Une révolution au Vatican ?

Le Vatican vient de publier les textes qui, à partir du mois de juin de cette année, présideront au fonctionnement interne de l’église. Ces textes sont marqués de la volonté de notre Pape François de poursuivre l’ « aggiornamento », la mise à jour, de l’église initiée par le concile Vatican II.

Si j’ai bien compris …
En bref (très bref!) ces textes disent que les évêques, successeurs des apôtres, ont la responsabilité de diriger l’Eglise et d’assurer la diffusion de la Bonne Nouvelle reçue du Christ. Ils agissent en collégialité synodale. Approximativement en français : ils doivent s’entendre, s’écouter, collaborer, se mettre d’accord…
Le Pape, premier d’entre eux, « Primus inter pares », a la responsabilité de présider la collégialité des évêques et d’assurer la cohésion de l’Eglise.
Pour les aider dans leur tâche, le Pape et les évêques ont à leur service une administration de 16 ministères (dicastères) dont le premier en importance est celui de l’évangélisation. La mission d’assurer le fonctionnement et la direction de ces ministères est attribuée à des chrétiens, laïques ou prêtres, choisis pour leurs compétences.

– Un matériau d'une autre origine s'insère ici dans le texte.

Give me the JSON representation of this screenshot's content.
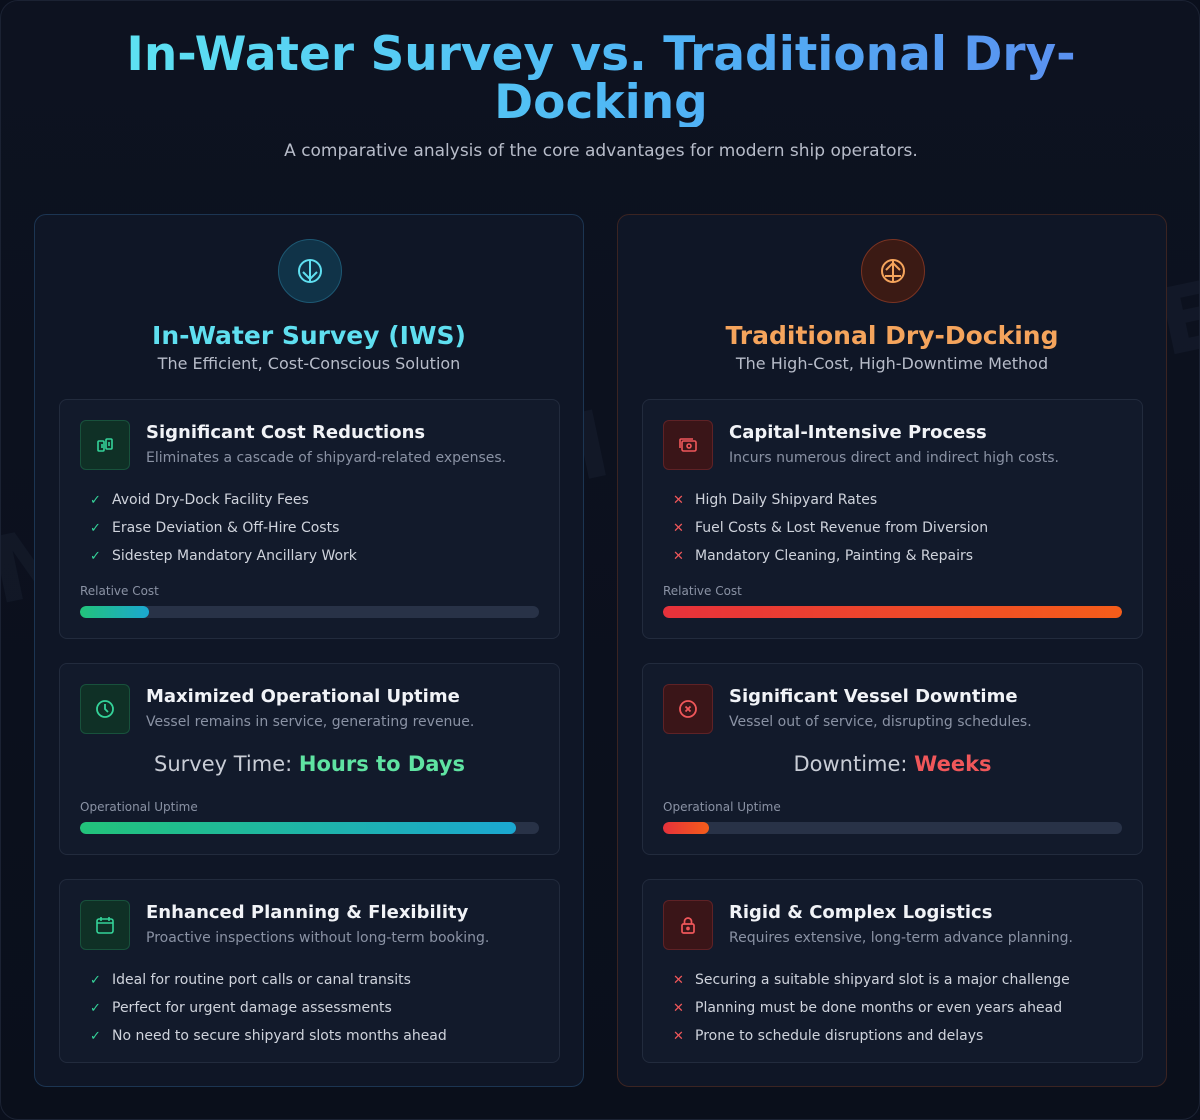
{
  "header": {
    "title": "In-Water Survey vs. Traditional Dry-Docking",
    "subtitle": "A comparative analysis of the core advantages for modern ship operators."
  },
  "watermark": "MARINASHIPSERVICE.COM",
  "colors": {
    "iws_accent": "#5fdff0",
    "dry_accent": "#f5a45c",
    "positive": "#34d399",
    "negative": "#f0575a"
  },
  "iws": {
    "icon": "compass-icon",
    "title": "In-Water Survey (IWS)",
    "subtitle": "The Efficient, Cost-Conscious Solution",
    "cost": {
      "icon": "money-transfer-icon",
      "title": "Significant Cost Reductions",
      "desc": "Eliminates a cascade of shipyard-related expenses.",
      "items": [
        "Avoid Dry-Dock Facility Fees",
        "Erase Deviation & Off-Hire Costs",
        "Sidestep Mandatory Ancillary Work"
      ],
      "bar_label": "Relative Cost",
      "bar_value": 0.15
    },
    "uptime": {
      "icon": "clock-icon",
      "title": "Maximized Operational Uptime",
      "desc": "Vessel remains in service, generating revenue.",
      "metric_label": "Survey Time:",
      "metric_value": "Hours to Days",
      "bar_label": "Operational Uptime",
      "bar_value": 0.95
    },
    "planning": {
      "icon": "calendar-icon",
      "title": "Enhanced Planning & Flexibility",
      "desc": "Proactive inspections without long-term booking.",
      "items": [
        "Ideal for routine port calls or canal transits",
        "Perfect for urgent damage assessments",
        "No need to secure shipyard slots months ahead"
      ]
    }
  },
  "dry": {
    "icon": "anchor-dock-icon",
    "title": "Traditional Dry-Docking",
    "subtitle": "The High-Cost, High-Downtime Method",
    "cost": {
      "icon": "cash-icon",
      "title": "Capital-Intensive Process",
      "desc": "Incurs numerous direct and indirect high costs.",
      "items": [
        "High Daily Shipyard Rates",
        "Fuel Costs & Lost Revenue from Diversion",
        "Mandatory Cleaning, Painting & Repairs"
      ],
      "bar_label": "Relative Cost",
      "bar_value": 1.0
    },
    "uptime": {
      "icon": "stop-circle-icon",
      "title": "Significant Vessel Downtime",
      "desc": "Vessel out of service, disrupting schedules.",
      "metric_label": "Downtime:",
      "metric_value": "Weeks",
      "bar_label": "Operational Uptime",
      "bar_value": 0.1
    },
    "planning": {
      "icon": "lock-icon",
      "title": "Rigid & Complex Logistics",
      "desc": "Requires extensive, long-term advance planning.",
      "items": [
        "Securing a suitable shipyard slot is a major challenge",
        "Planning must be done months or even years ahead",
        "Prone to schedule disruptions and delays"
      ]
    }
  }
}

Révolutionnaire ? Oui, mais cela n’aurait jamais dû l’être.

L’esprit des textes qui entreront en application bientôt est, ou devrait être, tellement évident et naturel pour les chrétiens que nous sommes, qu’il est triste de voir la presse s’en faire écho avec étonnement.
Ne nous voilons pas la face, l’histoire de l’Eglise, et parfois même son histoire la plus récente, a été marquée par des comportements cléricaux aux antipodes de ce que nous aurions pu attendre de l’administration centrale de notre église. Ces comportements ont joué jusque dans la démission de certains ou le refus d’autres à habiter au sein même du Vatican.
Mais évitons de faire le procès du passé. Laissons cela aux historiens. Regardons résolument vers le futur. Ces textes sont la promesse d’un printemps, d’un renouveau qui continue. Entourons nos évêques d’une ferme sollicitude dans l’approfondissement de la synodalité de l’Eglise à laquelle nous convie de façon pressante le Pape François.
Espérons que ceux qui se sont écartés d’une église marâtre retrouveront l’amour d’une église mère.

PSAUME 125

Quand le Seigneur ramena les captifs à Sion,
nous étions comme en rêve !
Alors notre bouche était pleine de rires,
nous poussions des cris de joie ;
Alors on disait parmi les nations :
« Quelles merveilles fait pour eux le Seigneur ! »


Quelles merveilles le Seigneur fit pour nous :
nous étions en grande fête !
Ramène, Seigneur, nos captifs,
comme les torrents au désert.
Qui sème dans les larmes moissonne dans la joie :
il s’en va, il s’en va en pleurant, il jette la semence ;
il s’en vient, il s’en vient dans la joie, il rapporte les gerbes.